Among his other achievements in this article, Cohen does an admirable job showing the cracks in the perennial argument that goes something like this: just-because-I-am-anti-Zionist-doesn’t-mean-I-am-anti-Semitic. Cohen’s critique here is essential reading, and I can only hope that it will actually resonate with the people who need to understand it most. “If you are anti-Zionist and not anti-Semitic,” he concludes, “then don’t use the categories, allusions, and smug hiss that are all too familiar to any student of prejudice.”

Then, perhaps, the best elements of the left will triumph. And I, for one, will be able to resume wearing that particular label more easily.

Creative Writing in Israel

If you have the new Poets & Writers magazine on hand (the November-December issue), please turn to page 155. You’ll see there an advertisement that caught my attention right away.

It’s an ad for “Creative Writing in Israel,” specifically, for The Shaindy Rudoff Graduate Program in Creative Writing at Bar-Ilan University. I’m not necessarily in the market for another graduate degree in creative writing at the moment, but especially after my not-so-good experience in the program I did attend, the idea of studying writing in Israel, in a program emphasizing “Creative texts/Jewish contexts,” is enormously appealing.

So I’ve written to the program coordinator to find out more about any conferences/short-term opportunities that might be available. And I’d love to hear from anyone who might know about other (again, short-term) writing programs in Israel. Please comment here at the blog!

Hebrew Literature in Translation

A few years ago, when I had the good fortune to discover the works of Israeli writer Orly Castel-Bloom, I had the corresponding luck to find a terrific resource for information on other Israeli authors, too: the “Hebrew Authors” directory on the Institute for the Translation of Hebrew Literature Web site. Check it out the next time you want to learn more about books originally published in Hebrew (or if you want to start such an exploration). I use it, for example, to check when I’ll be able to locate Castel-Bloom’s new work in translation, as well as to deepen my acquaintance with other authors I come across.

It’s Not "Censorship" If I Choose Not to Listen (Or Don’t Invite You to Visit). I Have Rights, Too!

I don’t even know how to introduce this. I see unfair treatment of Israel in print and online pretty much every day, and while it always saddens, angers, and frustrates me, I can’t possibly chronicle it all. But here you’ll find one recent example. Read the comments carefully, too.

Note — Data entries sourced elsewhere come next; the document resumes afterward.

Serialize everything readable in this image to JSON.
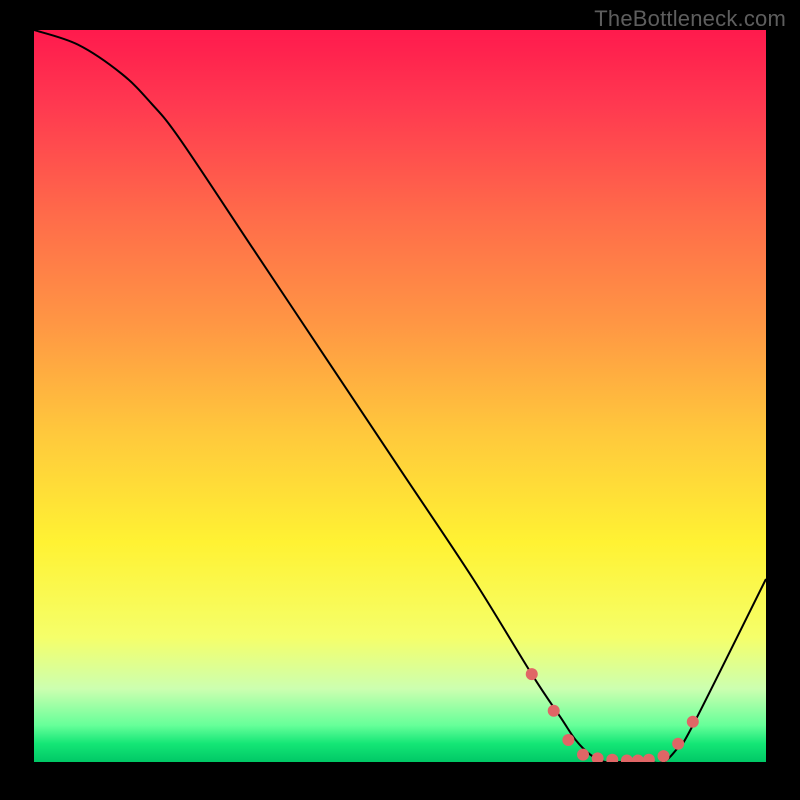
{
  "watermark": "TheBottleneck.com",
  "chart_data": {
    "type": "line",
    "title": "",
    "xlabel": "",
    "ylabel": "",
    "xlim": [
      0,
      100
    ],
    "ylim": [
      0,
      100
    ],
    "series": [
      {
        "name": "curve",
        "x": [
          0,
          6,
          12,
          16,
          20,
          30,
          40,
          50,
          60,
          68,
          72,
          74,
          76,
          78,
          80,
          82,
          84,
          86,
          88,
          90,
          100
        ],
        "y": [
          100,
          98,
          94,
          90,
          85,
          70,
          55,
          40,
          25,
          12,
          6,
          3,
          1,
          0,
          0,
          0,
          0,
          0,
          2,
          5,
          25
        ]
      }
    ],
    "markers": {
      "name": "dots",
      "x": [
        68,
        71,
        73,
        75,
        77,
        79,
        81,
        82.5,
        84,
        86,
        88,
        90
      ],
      "y": [
        12,
        7,
        3,
        1,
        0.5,
        0.3,
        0.2,
        0.2,
        0.3,
        0.8,
        2.5,
        5.5
      ]
    },
    "gradient_stops": [
      {
        "offset": 0.0,
        "color": "#ff1a4d"
      },
      {
        "offset": 0.1,
        "color": "#ff3850"
      },
      {
        "offset": 0.25,
        "color": "#ff6a4a"
      },
      {
        "offset": 0.4,
        "color": "#ff9644"
      },
      {
        "offset": 0.55,
        "color": "#ffc83c"
      },
      {
        "offset": 0.7,
        "color": "#fff233"
      },
      {
        "offset": 0.83,
        "color": "#f5ff6a"
      },
      {
        "offset": 0.9,
        "color": "#ccffb0"
      },
      {
        "offset": 0.95,
        "color": "#66ff99"
      },
      {
        "offset": 0.975,
        "color": "#14e676"
      },
      {
        "offset": 1.0,
        "color": "#00c866"
      }
    ],
    "curve_color": "#000000",
    "marker_color": "#e06666",
    "marker_radius": 6
  }
}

Do read the article–that’s how you’ll understand that while I haven’t yet resolved my opinion about the actual issues initially presented, which in some ways are more complicated than usual (there’s an appearance of punitive action here that makes me especially uneasy), the comments following the piece in particular reveal how easily this kind of situation unravels/degenerates into anti-Israel/anti-Jewish attacks that cannot be ignored.

I’ll add that one commenter’s statement, that a right to speak “does not entail [a] duty to listen, much less [a] duty to provide…a free hall and microphone,” is an eloquent articulation of something I’ve been struggling to voice when I seek to counter the oft-cited cry of “Censorship!” whenever authors of anti-Israel books and essays aren’t welcomed by a particular audience or to a particular location.

And don’t get me started on the many hypocrisies and double standards at play here, too. At least, not in this post. Maybe another time. Because, unfortunately, there will be another time.